Friday, August 26, 2011

Rick Perry's Higher Education Agenda

Kevin Carey of TNR likes Rick Perry's core initiative for reforming Texas higher education, the "Seven Breakthrough Solutions":
Taken together, the seven solutions are remarkably student-friendly. Four of them focus on improving the quality of university teaching by developing new methods of evaluating teaching performance, tying tenure to success in the classroom, separating the teaching and research functions within university budgets, and using teaching budgets to reward professors who excel at helping students learn. The fifth solution would give prospective students choosing colleges more information about things like class size, graduation rates, and earnings in the job market after graduation. The sixth would make state higher education subsidies more student-focused, and the seventh would shift university accreditation toward measures of academic outcomes.
Yes, great, better teaching, more accountability, blah, blah. But how is this going to be done in practice? In elementary and high schools, a focus on teacher effectiveness has mutated into an obsession with standardized tests, because these are the only way we have to measure what students are learning. How would that work at the university level? Isn't "higher" education supposed to be about imparting skills that are hard to measure? Are Perry and his allies really going to push for the development of a vast new set of standardized tests for college students? If not, how are they going to measure teacher effectiveness?

Carey provides some thoughts of his own on the research side, and you can immediately see the dire outcomes that might arise from this "reform":
Last year, the Texas A&M system published a report comparing the salaries of individual professors to their teaching loads and their success in garnering external research funding. Most professors were pulling their weight. But some were enjoying fat, publicly-funded salaries while doing little work in return. At UT-Austin, one group of 1,748 mostly-tenured professors, representing 44 percent of the faculty, generated 54 percent of institutional costs, taught only 27 percent of students, and brought in no external research funding whatsoever.

Like bad teaching, the reality of freeloading professors is openly acknowledged on college campuses. And like bad teaching, it is confirmed by research from within the academy itself. Lawrence Martin, Dean of the Graduate School at SUNY-Stony Brook, has compiled a database of scholarly productivity—including books, journal articles, citations, research grants, and awards—for every tenure-track professor in America. He found that while the top 20 percent of professors are producing a remarkable amount of work, “in most fields for which journal publishing would be expected, fully 20 percent of the faculty associated in Ph.D. training programs have not authored or co-authored a single publication in one of the 16,000 journals indexed” in the previous three years. The fact that some of these laggards simultaneously enjoy light teaching loads is galling.

So we are going to judge intellectual productivity by the twin pillars of bogus scholarship, outside funding and the number of publications. If you ask me, universities already put far too much emphasis on these two numbers, which bear a weak relationship to what anyone is actually producing.

Yes, it also galls me that terrible teachers with no publications to speak of occupy tenured seats that I could have had instead.

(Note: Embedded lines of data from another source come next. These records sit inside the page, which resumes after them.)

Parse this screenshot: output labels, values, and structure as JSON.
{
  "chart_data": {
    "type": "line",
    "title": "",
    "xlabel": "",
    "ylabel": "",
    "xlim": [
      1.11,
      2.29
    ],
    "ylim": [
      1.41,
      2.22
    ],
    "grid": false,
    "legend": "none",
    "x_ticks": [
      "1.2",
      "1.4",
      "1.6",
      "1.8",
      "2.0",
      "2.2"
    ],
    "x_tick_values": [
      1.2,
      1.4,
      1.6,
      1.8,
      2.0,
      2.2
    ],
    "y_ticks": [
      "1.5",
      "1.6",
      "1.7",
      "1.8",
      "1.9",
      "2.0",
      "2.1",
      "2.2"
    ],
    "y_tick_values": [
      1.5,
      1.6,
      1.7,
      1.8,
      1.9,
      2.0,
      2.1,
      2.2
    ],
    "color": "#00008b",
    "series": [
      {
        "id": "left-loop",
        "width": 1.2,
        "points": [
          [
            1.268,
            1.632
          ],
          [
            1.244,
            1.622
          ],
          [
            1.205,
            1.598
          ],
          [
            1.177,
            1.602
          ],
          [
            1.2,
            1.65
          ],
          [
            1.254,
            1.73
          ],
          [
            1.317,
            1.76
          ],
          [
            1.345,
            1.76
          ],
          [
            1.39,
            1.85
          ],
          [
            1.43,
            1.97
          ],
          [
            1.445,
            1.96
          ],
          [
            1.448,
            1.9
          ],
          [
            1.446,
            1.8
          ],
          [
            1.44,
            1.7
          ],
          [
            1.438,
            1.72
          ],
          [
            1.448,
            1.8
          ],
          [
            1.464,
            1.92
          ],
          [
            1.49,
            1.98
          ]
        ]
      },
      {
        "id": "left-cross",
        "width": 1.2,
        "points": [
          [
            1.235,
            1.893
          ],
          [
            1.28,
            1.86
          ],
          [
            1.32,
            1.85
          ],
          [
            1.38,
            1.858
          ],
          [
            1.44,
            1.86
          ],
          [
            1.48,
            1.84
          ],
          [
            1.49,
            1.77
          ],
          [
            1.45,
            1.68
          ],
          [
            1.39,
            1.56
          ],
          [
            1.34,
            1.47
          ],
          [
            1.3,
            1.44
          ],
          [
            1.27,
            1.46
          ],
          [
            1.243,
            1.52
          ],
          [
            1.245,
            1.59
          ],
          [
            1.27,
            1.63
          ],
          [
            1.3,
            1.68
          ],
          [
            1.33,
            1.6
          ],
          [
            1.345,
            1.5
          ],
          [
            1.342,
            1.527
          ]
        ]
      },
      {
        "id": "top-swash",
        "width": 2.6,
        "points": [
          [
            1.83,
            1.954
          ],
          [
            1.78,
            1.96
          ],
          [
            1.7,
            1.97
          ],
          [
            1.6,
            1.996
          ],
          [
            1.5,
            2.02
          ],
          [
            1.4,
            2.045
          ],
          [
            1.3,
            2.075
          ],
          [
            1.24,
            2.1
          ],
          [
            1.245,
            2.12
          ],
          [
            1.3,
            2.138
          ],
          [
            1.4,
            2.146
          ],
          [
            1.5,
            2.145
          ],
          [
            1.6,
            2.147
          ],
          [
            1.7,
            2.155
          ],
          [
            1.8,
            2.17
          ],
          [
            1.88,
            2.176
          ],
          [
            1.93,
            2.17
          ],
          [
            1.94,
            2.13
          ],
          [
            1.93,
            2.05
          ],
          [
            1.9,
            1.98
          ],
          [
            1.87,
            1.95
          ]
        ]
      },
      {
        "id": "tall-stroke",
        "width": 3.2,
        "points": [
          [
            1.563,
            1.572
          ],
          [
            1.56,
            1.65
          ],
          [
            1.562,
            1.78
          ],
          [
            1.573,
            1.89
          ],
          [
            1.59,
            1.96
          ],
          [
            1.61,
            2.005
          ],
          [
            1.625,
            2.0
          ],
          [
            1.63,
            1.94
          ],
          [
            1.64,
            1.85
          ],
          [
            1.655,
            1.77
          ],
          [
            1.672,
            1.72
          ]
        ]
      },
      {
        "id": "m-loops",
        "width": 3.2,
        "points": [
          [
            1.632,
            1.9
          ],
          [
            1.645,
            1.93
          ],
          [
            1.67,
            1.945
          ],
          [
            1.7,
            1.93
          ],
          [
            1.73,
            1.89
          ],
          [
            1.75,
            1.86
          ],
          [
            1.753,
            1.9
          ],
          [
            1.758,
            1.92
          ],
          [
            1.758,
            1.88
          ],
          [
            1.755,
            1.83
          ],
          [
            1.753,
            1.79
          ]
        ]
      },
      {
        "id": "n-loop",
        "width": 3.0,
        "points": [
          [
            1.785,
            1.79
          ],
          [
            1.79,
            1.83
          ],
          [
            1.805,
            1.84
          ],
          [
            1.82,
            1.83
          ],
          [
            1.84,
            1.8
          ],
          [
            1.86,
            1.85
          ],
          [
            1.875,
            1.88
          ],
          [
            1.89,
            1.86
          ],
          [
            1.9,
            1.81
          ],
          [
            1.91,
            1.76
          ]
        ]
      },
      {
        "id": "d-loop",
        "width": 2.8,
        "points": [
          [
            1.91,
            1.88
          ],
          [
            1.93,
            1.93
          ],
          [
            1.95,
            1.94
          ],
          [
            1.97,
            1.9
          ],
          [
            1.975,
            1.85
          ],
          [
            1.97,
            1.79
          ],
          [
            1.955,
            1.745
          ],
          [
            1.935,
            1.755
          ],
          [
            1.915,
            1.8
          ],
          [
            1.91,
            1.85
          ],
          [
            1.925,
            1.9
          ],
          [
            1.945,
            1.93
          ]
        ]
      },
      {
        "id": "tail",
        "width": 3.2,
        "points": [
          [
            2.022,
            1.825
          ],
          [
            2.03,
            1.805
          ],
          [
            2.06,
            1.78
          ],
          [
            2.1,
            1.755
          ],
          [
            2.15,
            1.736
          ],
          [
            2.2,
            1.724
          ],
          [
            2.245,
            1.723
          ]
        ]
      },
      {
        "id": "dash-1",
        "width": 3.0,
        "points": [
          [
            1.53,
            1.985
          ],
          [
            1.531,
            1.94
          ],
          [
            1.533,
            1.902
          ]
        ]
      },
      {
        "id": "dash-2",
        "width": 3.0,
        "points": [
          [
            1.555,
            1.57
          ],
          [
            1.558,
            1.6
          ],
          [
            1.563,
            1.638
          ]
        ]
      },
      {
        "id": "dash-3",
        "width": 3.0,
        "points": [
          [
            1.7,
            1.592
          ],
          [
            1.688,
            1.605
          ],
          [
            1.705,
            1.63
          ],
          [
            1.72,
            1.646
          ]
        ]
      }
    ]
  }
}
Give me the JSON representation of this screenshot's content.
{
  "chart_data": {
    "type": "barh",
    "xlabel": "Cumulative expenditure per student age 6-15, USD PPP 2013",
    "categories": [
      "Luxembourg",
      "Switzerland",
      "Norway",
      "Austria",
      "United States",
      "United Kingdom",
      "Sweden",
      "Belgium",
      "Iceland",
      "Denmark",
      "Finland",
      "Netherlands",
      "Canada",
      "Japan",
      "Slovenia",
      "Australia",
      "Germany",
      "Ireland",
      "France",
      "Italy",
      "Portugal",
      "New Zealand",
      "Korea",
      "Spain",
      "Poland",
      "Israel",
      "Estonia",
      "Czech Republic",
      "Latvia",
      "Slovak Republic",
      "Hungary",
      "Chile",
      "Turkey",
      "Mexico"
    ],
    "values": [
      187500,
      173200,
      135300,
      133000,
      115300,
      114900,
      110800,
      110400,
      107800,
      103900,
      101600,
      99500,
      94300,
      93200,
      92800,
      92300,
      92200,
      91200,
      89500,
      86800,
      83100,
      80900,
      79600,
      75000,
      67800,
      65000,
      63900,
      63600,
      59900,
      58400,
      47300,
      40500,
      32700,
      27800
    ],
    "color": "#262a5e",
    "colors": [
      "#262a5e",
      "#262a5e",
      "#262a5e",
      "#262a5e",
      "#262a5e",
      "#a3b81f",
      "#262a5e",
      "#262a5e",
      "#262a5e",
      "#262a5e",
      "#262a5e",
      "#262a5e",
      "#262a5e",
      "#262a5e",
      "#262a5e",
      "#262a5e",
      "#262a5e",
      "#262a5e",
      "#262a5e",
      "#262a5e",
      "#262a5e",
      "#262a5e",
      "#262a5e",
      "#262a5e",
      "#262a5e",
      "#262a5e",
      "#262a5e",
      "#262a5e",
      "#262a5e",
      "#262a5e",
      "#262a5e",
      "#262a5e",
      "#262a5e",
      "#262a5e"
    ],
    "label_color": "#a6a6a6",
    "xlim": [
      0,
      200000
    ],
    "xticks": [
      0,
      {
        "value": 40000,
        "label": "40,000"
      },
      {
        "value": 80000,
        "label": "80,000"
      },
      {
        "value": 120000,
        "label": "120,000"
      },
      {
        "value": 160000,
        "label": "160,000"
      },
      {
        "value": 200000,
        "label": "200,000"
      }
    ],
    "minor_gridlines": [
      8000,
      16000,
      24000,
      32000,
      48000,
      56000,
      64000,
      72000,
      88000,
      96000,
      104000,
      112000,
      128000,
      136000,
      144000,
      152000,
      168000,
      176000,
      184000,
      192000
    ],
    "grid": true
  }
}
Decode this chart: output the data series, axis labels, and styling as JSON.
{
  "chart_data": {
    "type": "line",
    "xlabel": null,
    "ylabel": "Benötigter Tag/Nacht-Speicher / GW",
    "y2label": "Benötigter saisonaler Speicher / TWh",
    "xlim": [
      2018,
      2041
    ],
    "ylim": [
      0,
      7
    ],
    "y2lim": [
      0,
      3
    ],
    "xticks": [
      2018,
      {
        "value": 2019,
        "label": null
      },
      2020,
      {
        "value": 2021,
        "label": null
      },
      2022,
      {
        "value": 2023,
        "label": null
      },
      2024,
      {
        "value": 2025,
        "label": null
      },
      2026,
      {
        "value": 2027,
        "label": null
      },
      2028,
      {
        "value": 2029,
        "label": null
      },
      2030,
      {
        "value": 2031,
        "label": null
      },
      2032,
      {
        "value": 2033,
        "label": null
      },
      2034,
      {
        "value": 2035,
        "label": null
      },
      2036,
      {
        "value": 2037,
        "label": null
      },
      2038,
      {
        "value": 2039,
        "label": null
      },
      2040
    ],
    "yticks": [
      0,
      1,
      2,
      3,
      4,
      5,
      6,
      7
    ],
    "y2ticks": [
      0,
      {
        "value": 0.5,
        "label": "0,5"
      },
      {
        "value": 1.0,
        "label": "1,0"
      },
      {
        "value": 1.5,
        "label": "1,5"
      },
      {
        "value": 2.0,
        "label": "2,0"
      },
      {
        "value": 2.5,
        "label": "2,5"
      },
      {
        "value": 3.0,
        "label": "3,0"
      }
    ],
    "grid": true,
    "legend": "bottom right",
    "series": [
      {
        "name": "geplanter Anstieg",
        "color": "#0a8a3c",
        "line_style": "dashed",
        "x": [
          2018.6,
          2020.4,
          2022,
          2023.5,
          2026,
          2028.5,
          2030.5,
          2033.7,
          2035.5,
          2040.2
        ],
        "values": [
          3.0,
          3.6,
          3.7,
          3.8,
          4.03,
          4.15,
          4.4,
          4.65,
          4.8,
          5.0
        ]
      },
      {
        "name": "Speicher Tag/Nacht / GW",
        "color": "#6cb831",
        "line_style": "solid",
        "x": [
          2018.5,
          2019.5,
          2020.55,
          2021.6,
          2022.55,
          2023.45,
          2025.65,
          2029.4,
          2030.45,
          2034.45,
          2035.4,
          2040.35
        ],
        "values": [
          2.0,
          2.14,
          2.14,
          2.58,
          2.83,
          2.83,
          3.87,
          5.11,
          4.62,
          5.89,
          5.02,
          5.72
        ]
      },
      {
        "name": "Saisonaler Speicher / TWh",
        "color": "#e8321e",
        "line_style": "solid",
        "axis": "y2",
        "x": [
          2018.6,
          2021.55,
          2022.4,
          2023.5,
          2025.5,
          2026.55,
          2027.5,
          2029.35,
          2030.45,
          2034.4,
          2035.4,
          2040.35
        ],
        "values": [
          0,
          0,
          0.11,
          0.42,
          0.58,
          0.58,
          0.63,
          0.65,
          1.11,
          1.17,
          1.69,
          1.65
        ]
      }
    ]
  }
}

But if the alternative is a move toward quantitative evaluation of professors, using the sorts of numbers universities find it easy to collect -- numbers of students taught, papers published, grants won, awards accumulated -- then sign me up as a defender of the status quo.

2 comments:

Unknown said...

I'm struck that only one of Casey's measurements has to do with teaching--numbers of students taught--and that that measure is a particularly crude one. Obviously there are tenured profs who don't publish and are such lousy teachers that no one takes their classes. But some subjects are best taught in small classes; imagine a science prof who's very good at introducing small numbers of students to intense research in a difficult field. And there are already plenty of science profs who complain that their job is essentially to get grants, and they have almost no time to teach or research--they just headline giant lecture courses and "supervise" teams of subordinate researchers.

John said...

It may be that the model of the teacher-researcher has broken in many fields, especially biomedical research, because leading researchers have become scientific administrators. To evaluate such people by the same criteria as the leaders of literature seminars seems downright bizarre.